Le mot gascon pyrénéen (essentiellement Bigorre et Quatre Vallées) neste (gasc. nèste, nèsto, nèsta en graphie alib.) qui désigne une rivière ou un torrent est un mot pour lequel on n'a pas d'étymon. Alors on dit "mot d'origine pré-latine" ou "pré-romane". Le problème c'est que l'on ne l'explique ni par le basque (pas de neste ni de gave en basque, a écrit en substance Orpustan) ni par le celtique. Il n'y a donc pas vraiment de raison que l'étymon soit pré-latin plutôt que latin.
Le gaulois a passé au latin le mot "berula" qui désignait le cresson de rivière qu'on appelle aussi cresson médicinal en raison de ses qualités thérapeutiques. L'attestation la plus ancienne de ce mot latin est bordelaise (Marcellus de Bordeaux, de Medicamentis liber, 36-51 cf. X. Delamarre, Dic. Gaulois). En français et en occitan le mot "berula" a évolué respectivement en "berle" et "berla", ce mot dans chacune de ses langues désigne une plante faussement assimilée au cresson, la berle, qui est d'ailleurs appelée communément cresson sauvage en français, "crechoû saubadgę" chez Palay. La Berle (de berula) est aussi le nom de plusieurs cours d'eau dont un en Bourgogne et un autre en Gascogne, au Médoc. Et de manière intéressante, en gascon, la signification "cresson" ou "berle" du mot a été perdue, je ne l'ai trouvée dans aucun dictionnaire. En revanche le mot a subsisté comme hydronyme en gascon des Landes et du Médoc: la bèrle (Palay) ou bèrla (graphie Alib.), c'est une prairie inondée, une prairie marécageuse (Palay). L'ouverture de la vocale tonique, à première vue anormale, ne l'est pas vraiment compte tenu que le mot est landais.
Cette observation, qui est celle d'un honnête homme, m' a amené à poser la question d'une relation étymologique possible entre nasturtĭum - l'équivalent de berula en latin classique ( fr. cresson médicinal) et le mot "neste". Ce dernier pourrait parfaitement dériver de nasturtium via un procédé de dérivation dégressive du type sablon -> sable.
nasturcĭum" var. "nasturtĭum" ->. *nestós --- > neston.

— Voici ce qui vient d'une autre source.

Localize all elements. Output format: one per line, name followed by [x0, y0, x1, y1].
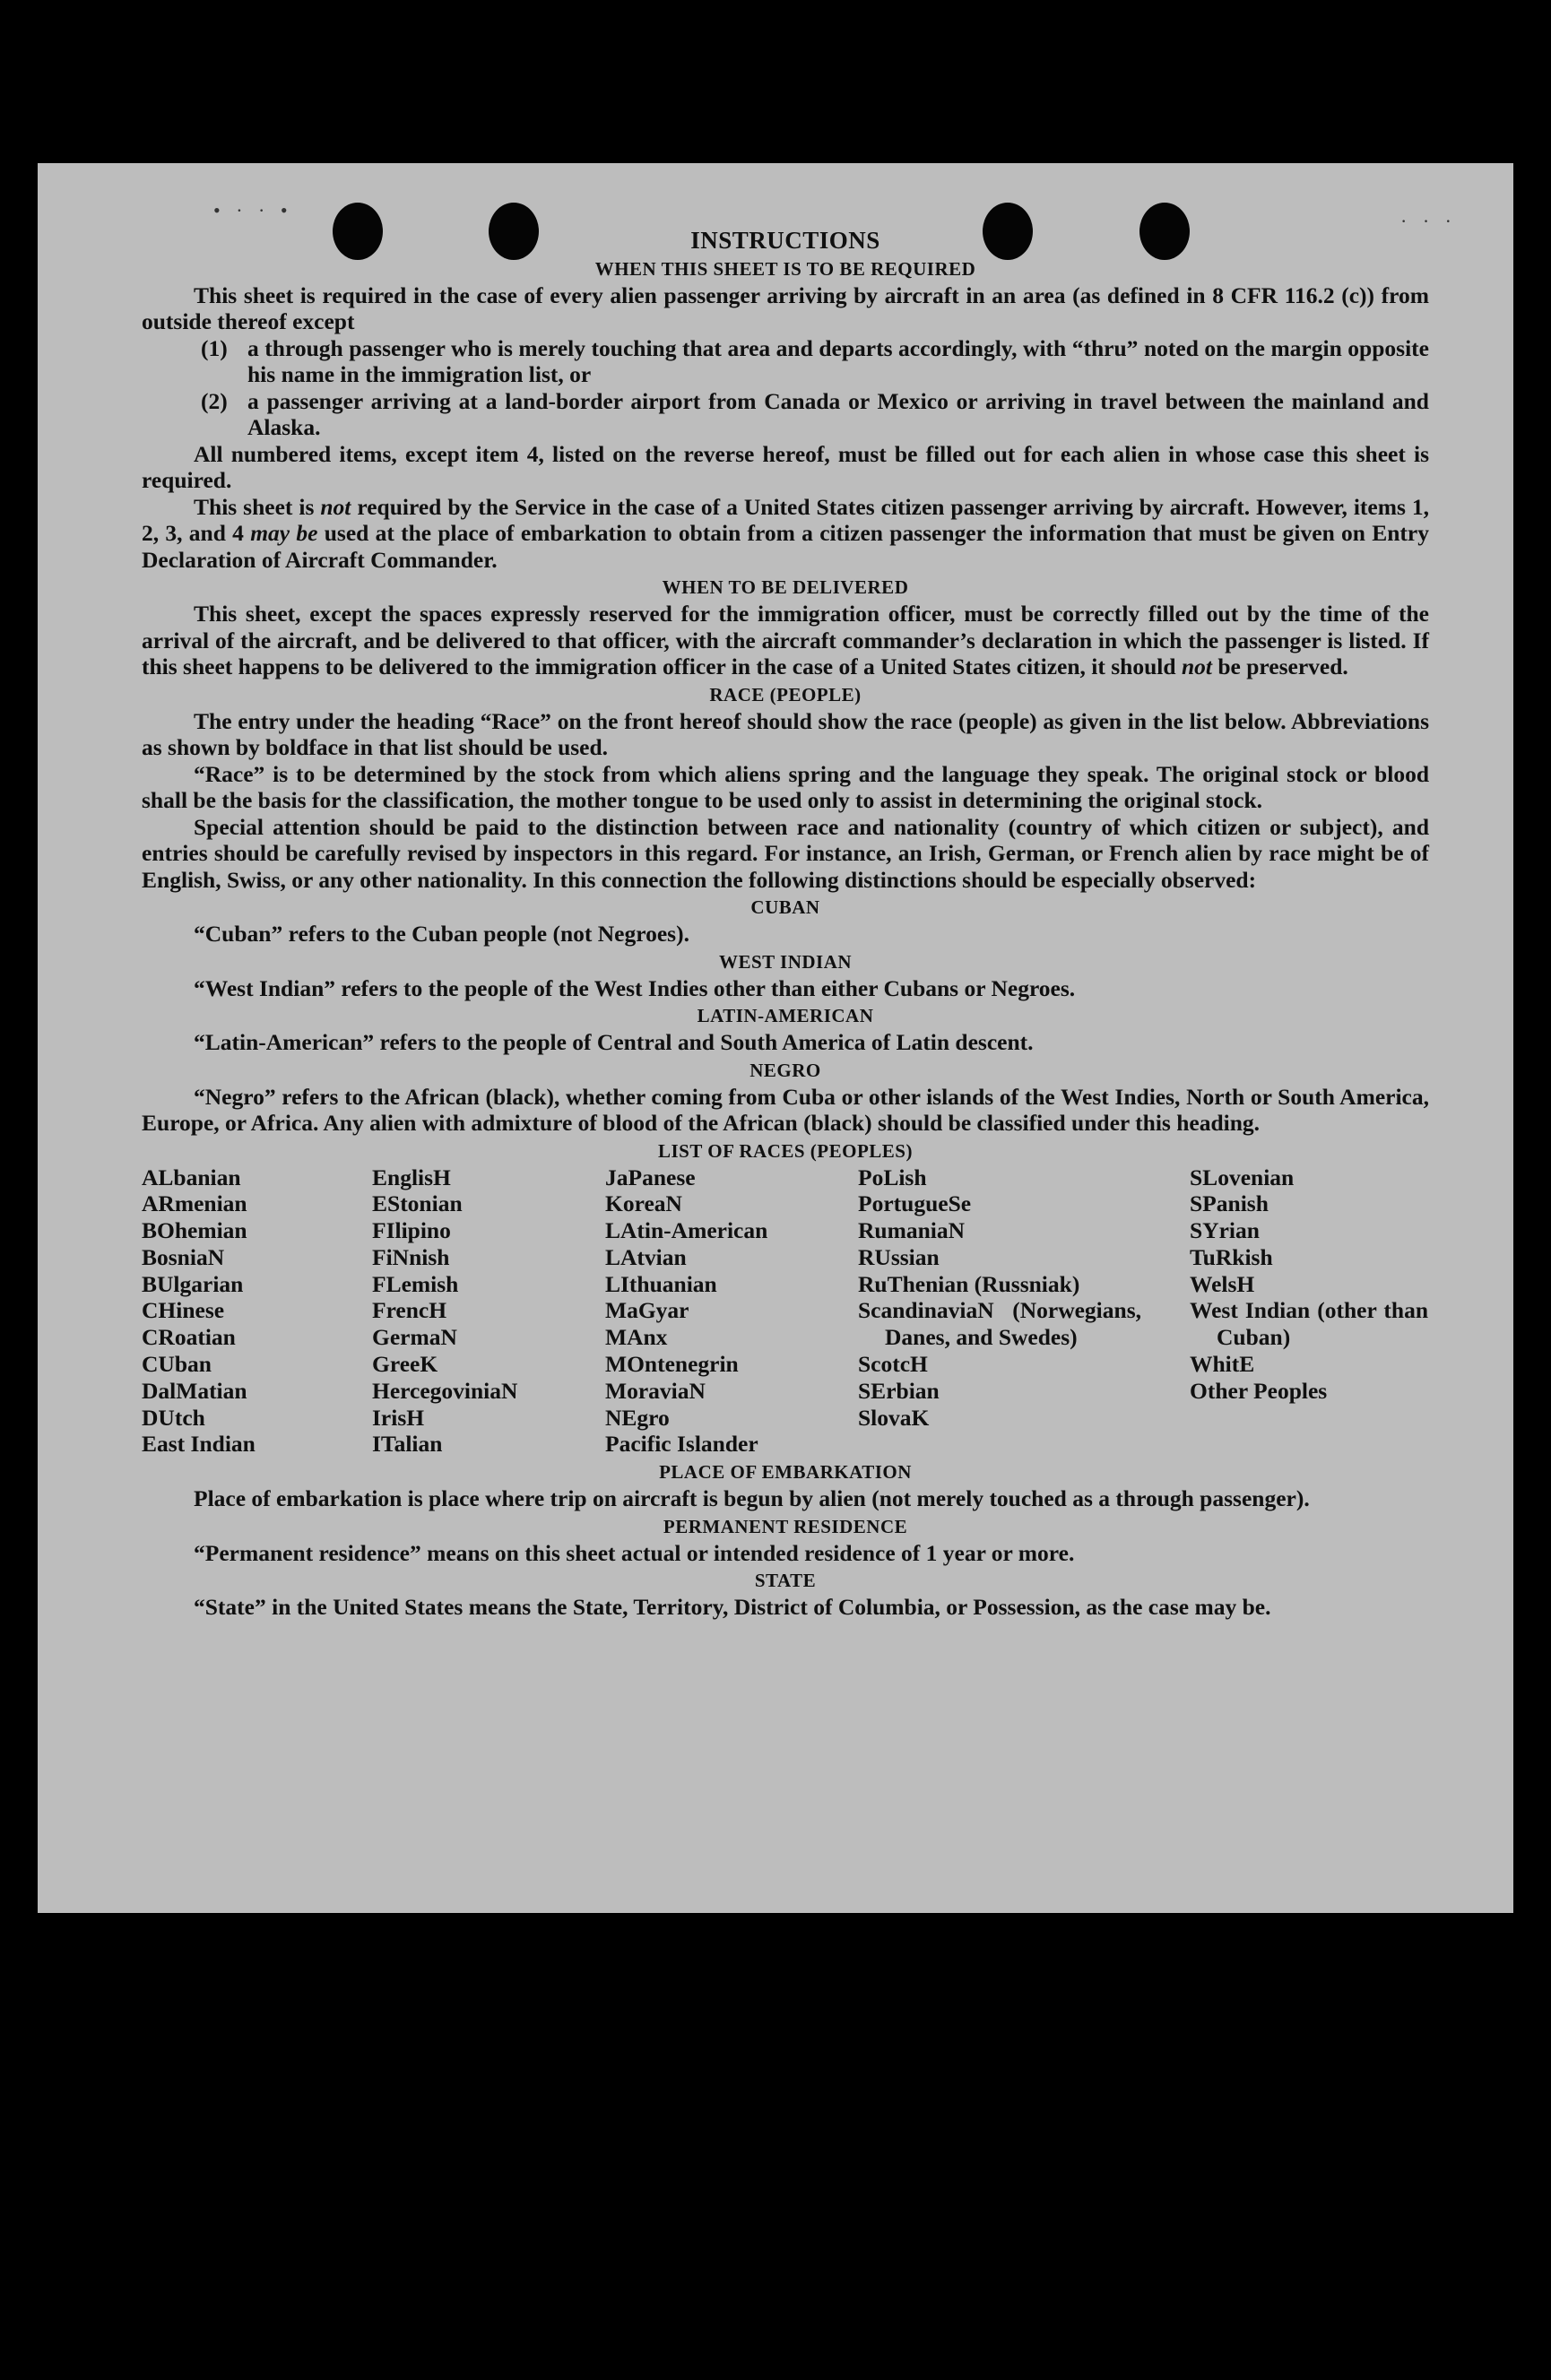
- race-column-4: [858, 1164, 1190, 1458]
- race-entry: MoraviaN: [605, 1377, 706, 1404]
- instructions-content: [142, 228, 1429, 1621]
- instructions-title: INSTRUCTIONS: [690, 227, 880, 254]
- race-entry: ScotcH: [858, 1351, 928, 1378]
- section-heading-cuban: CUBAN: [750, 896, 820, 918]
- race-entry: FIlipino: [372, 1217, 451, 1244]
- section-heading-negro: NEGRO: [750, 1059, 821, 1081]
- race-entry: MaGyar: [605, 1297, 689, 1324]
- section-heading-race: RACE (PEOPLE): [709, 683, 862, 705]
- race-column-2: [372, 1164, 605, 1458]
- section-heading-when-delivered: WHEN TO BE DELIVERED: [662, 576, 909, 598]
- race-entry: SLovenian: [1190, 1164, 1295, 1190]
- race-entry: FiNnish: [372, 1243, 450, 1270]
- race-entry: East Indian: [142, 1431, 256, 1458]
- race-entry: ITalian: [372, 1431, 443, 1458]
- italic-run: not: [1181, 653, 1212, 679]
- race-entry: CRoatian: [142, 1324, 236, 1351]
- section-heading-list-of-races: LIST OF RACES (PEOPLES): [658, 1139, 913, 1162]
- race-entry: JaPanese: [605, 1164, 696, 1190]
- race-entry: ARmenian: [142, 1190, 247, 1217]
- race-entry: Other Peoples: [1190, 1377, 1328, 1404]
- italic-run: not: [320, 493, 351, 520]
- cuban-definition: “Cuban” refers to the Cuban people (not Negroes).: [194, 921, 689, 947]
- race-entry: ALbanian: [142, 1164, 241, 1190]
- race-entry: NEgro: [605, 1404, 670, 1431]
- race-entry: SErbian: [858, 1377, 940, 1404]
- race-entry: RuThenian (Russniak): [858, 1270, 1080, 1297]
- section-heading-west-indian: WEST INDIAN: [718, 950, 853, 973]
- exception-text: a through passenger who is merely touching that area and departs accordingly, with “thru” noted on the margin opposite his name in the immigration list, or: [247, 334, 1429, 387]
- exception-number: (2): [201, 387, 228, 414]
- race-entry: TuRkish: [1190, 1243, 1273, 1270]
- race-column-1: [142, 1164, 372, 1458]
- race-entry: EStonian: [372, 1190, 463, 1217]
- race-entry: EnglisH: [372, 1164, 451, 1190]
- race-entry: West Indian (other than Cuban): [1190, 1297, 1428, 1351]
- race-entry: DalMatian: [142, 1377, 247, 1404]
- race-paragraph-1: The entry under the heading “Race” on the front hereof should show the race (people) as given in the list below. Abbreviations as shown by boldface in that list should be used.: [142, 707, 1429, 760]
- text-run: This sheet is: [194, 493, 321, 520]
- section-heading-state: STATE: [754, 1570, 817, 1592]
- text-run: This sheet, except the spaces expressly reserved for the immigration officer, must be correctly filled out by the time of the arrival of the aircraft, and be delivered to that officer, with the aircraft commander’s declaration in which the passenger is listed. If this sheet happens to be delivered to the immigration officer in the case of a United States citizen, it should: [142, 601, 1429, 679]
- document-sheet: [38, 163, 1513, 1913]
- section-heading-when-required: WHEN THIS SHEET IS TO BE REQUIRED: [594, 257, 976, 280]
- state-definition: “State” in the United States means the State, Territory, District of Columbia, or Possession, as the case may be.: [194, 1594, 1271, 1621]
- race-column-3: [605, 1164, 858, 1458]
- scan-speckle: · · ·: [1400, 210, 1457, 232]
- race-entry: KoreaN: [605, 1190, 682, 1217]
- italic-run: may be: [250, 520, 318, 546]
- race-entry: FLemish: [372, 1270, 459, 1297]
- west-indian-definition: “West Indian” refers to the people of the West Indies other than either Cubans or Negroes.: [194, 974, 1076, 1001]
- text-run: be preserved.: [1211, 653, 1348, 679]
- numbered-items-paragraph: All numbered items, except item 4, listed on the reverse hereof, must be filled out for each alien in whose case this sheet is required.: [142, 440, 1429, 493]
- race-entry: LAtvian: [605, 1243, 687, 1270]
- citizen-paragraph: [142, 494, 1429, 574]
- race-entry: BOhemian: [142, 1217, 247, 1244]
- race-entry: SYrian: [1190, 1217, 1260, 1244]
- race-entry: RumaniaN: [858, 1217, 966, 1244]
- exception-item: [201, 334, 1429, 388]
- race-entry: ScandinaviaN (Norwegians, Danes, and Swedes): [858, 1297, 1141, 1351]
- text-run: required by the Service in the case of a United States citizen passenger arriving by aircraft. However, items 1, 2, 3, and 4: [142, 493, 1429, 546]
- race-entry: MOntenegrin: [605, 1351, 739, 1378]
- when-required-intro: This sheet is required in the case of every alien passenger arriving by aircraft in an area (as defined in 8 CFR 116.2 (c)) from outside thereof except: [142, 281, 1429, 334]
- race-entry: HercegoviniaN: [372, 1377, 518, 1404]
- race-paragraph-3: Special attention should be paid to the distinction between race and nationality (country of which citizen or subject), and entries should be carefully revised by inspectors in this regard. For instance, an Irish, German, or French alien by race might be of English, Swiss, or any other nationality. In this connection the following distinctions should be especially observed:: [142, 813, 1429, 893]
- race-entry: BosniaN: [142, 1243, 225, 1270]
- race-entry: GreeK: [372, 1351, 438, 1378]
- race-entry: Pacific Islander: [605, 1431, 758, 1458]
- race-entry: RUssian: [858, 1243, 940, 1270]
- race-entry: CHinese: [142, 1297, 225, 1324]
- race-entry: PoLish: [858, 1164, 927, 1190]
- race-entry: LIthuanian: [605, 1270, 717, 1297]
- race-entry: MAnx: [605, 1324, 668, 1351]
- race-entry: WelsH: [1190, 1270, 1255, 1297]
- race-entry: CUban: [142, 1351, 212, 1378]
- race-entry: BUlgarian: [142, 1270, 244, 1297]
- race-list-grid: [142, 1164, 1429, 1458]
- when-delivered-paragraph: [142, 601, 1429, 680]
- race-entry: LAtin-American: [605, 1217, 768, 1244]
- section-heading-place-of-embarkation: PLACE OF EMBARKATION: [659, 1461, 912, 1484]
- race-column-5: [1190, 1164, 1429, 1458]
- race-entry: SlovaK: [858, 1404, 930, 1431]
- exception-text: a passenger arriving at a land-border airport from Canada or Mexico or arriving in travel between the mainland and Alaska.: [247, 387, 1429, 440]
- race-entry: GermaN: [372, 1324, 457, 1351]
- text-run: used at the place of embarkation to obtain from a citizen passenger the information that must be given on Entry Declaration of Aircraft Commander.: [142, 520, 1429, 573]
- race-entry: DUtch: [142, 1404, 205, 1431]
- race-entry: FrencH: [372, 1297, 447, 1324]
- race-entry: WhitE: [1190, 1351, 1255, 1378]
- scan-speckle: • · · •: [213, 199, 293, 221]
- race-paragraph-2: “Race” is to be determined by the stock from which aliens spring and the language they speak. The original stock or blood shall be the basis for the classification, the mother tongue to be used only to assist in determining the original stock.: [142, 760, 1429, 813]
- section-heading-latin-american: LATIN-AMERICAN: [697, 1005, 874, 1026]
- section-heading-permanent-residence: PERMANENT RESIDENCE: [663, 1515, 908, 1537]
- permanent-residence-definition: “Permanent residence” means on this sheet actual or intended residence of 1 year or more.: [194, 1539, 1075, 1566]
- negro-definition: “Negro” refers to the African (black), whether coming from Cuba or other islands of the West Indies, North or South America, Europe, or Africa. Any alien with admixture of blood of the African (black) should be classified under this heading.: [142, 1083, 1429, 1136]
- exception-item: [201, 387, 1429, 441]
- latin-american-definition: “Latin-American” refers to the people of Central and South America of Latin descent.: [194, 1029, 1034, 1055]
- race-entry: PortugueSe: [858, 1190, 972, 1217]
- race-entry: SPanish: [1190, 1190, 1269, 1217]
- race-entry: IrisH: [372, 1404, 425, 1431]
- place-of-embarkation-definition: Place of embarkation is place where trip on aircraft is begun by alien (not merely touched as a through passenger).: [194, 1485, 1310, 1512]
- exception-number: (1): [201, 334, 228, 361]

EDIT 5 avril 2021 Cette dérivation que je postule *nestós -> nesta en rappelle une autre en gascon: gària (s.f., femelle du héron), cf. Palay gàrye. De même, à Bayonne gàrie (s.m.) signifie goéland. On a là deux beaux exemples de dérivation régressive à partir du mot "gariòu" qui sert à nommer le héron et diverses espèces d'oiseaux aquatiques (étymon gallus). Cette désaffixation a permis d'ajouter deux nouveaux mots au lexique gascon.
Donc, avec cette hypothèse étymologique, le latin devient la seule langue connue susceptible de donner un étymon au mot pyrénéen neste.
Cette dérivation est-elle impossible selon les règles de la linguistique gasconne ? Je ne le crois pas du tout, bien au contraire, et les linguistes me corrigeront si je me trompe. Si cette dérivation n'est pas impossible, alors il n'y a pas de raison de refuser cette étymologie, en absence d'alternative à partir du basque et du proto-celtique. On peut toujours y rajouter un "peut-être" ou un "probablement" selon ses convictions mais "à exclure", non. Evidemment, cette hypothèse est beaucoup moins romantique que celle qui se baserait sur l'étymon inconnu d'une langue préhistorique disparue, mais je la trouve tout de même beaucoup plus solide.
Sur l'étymologie du mot pyrénéen gave (canālis), voyez là (en gascon) ou même là (en français).
PS: Si quelqu'un peut me renseigner sur l'année de la première attestation du mot neste, je serais interessé. Il ne figure pas dans le volume 2 du DAG, contrairement à gave, largement cité.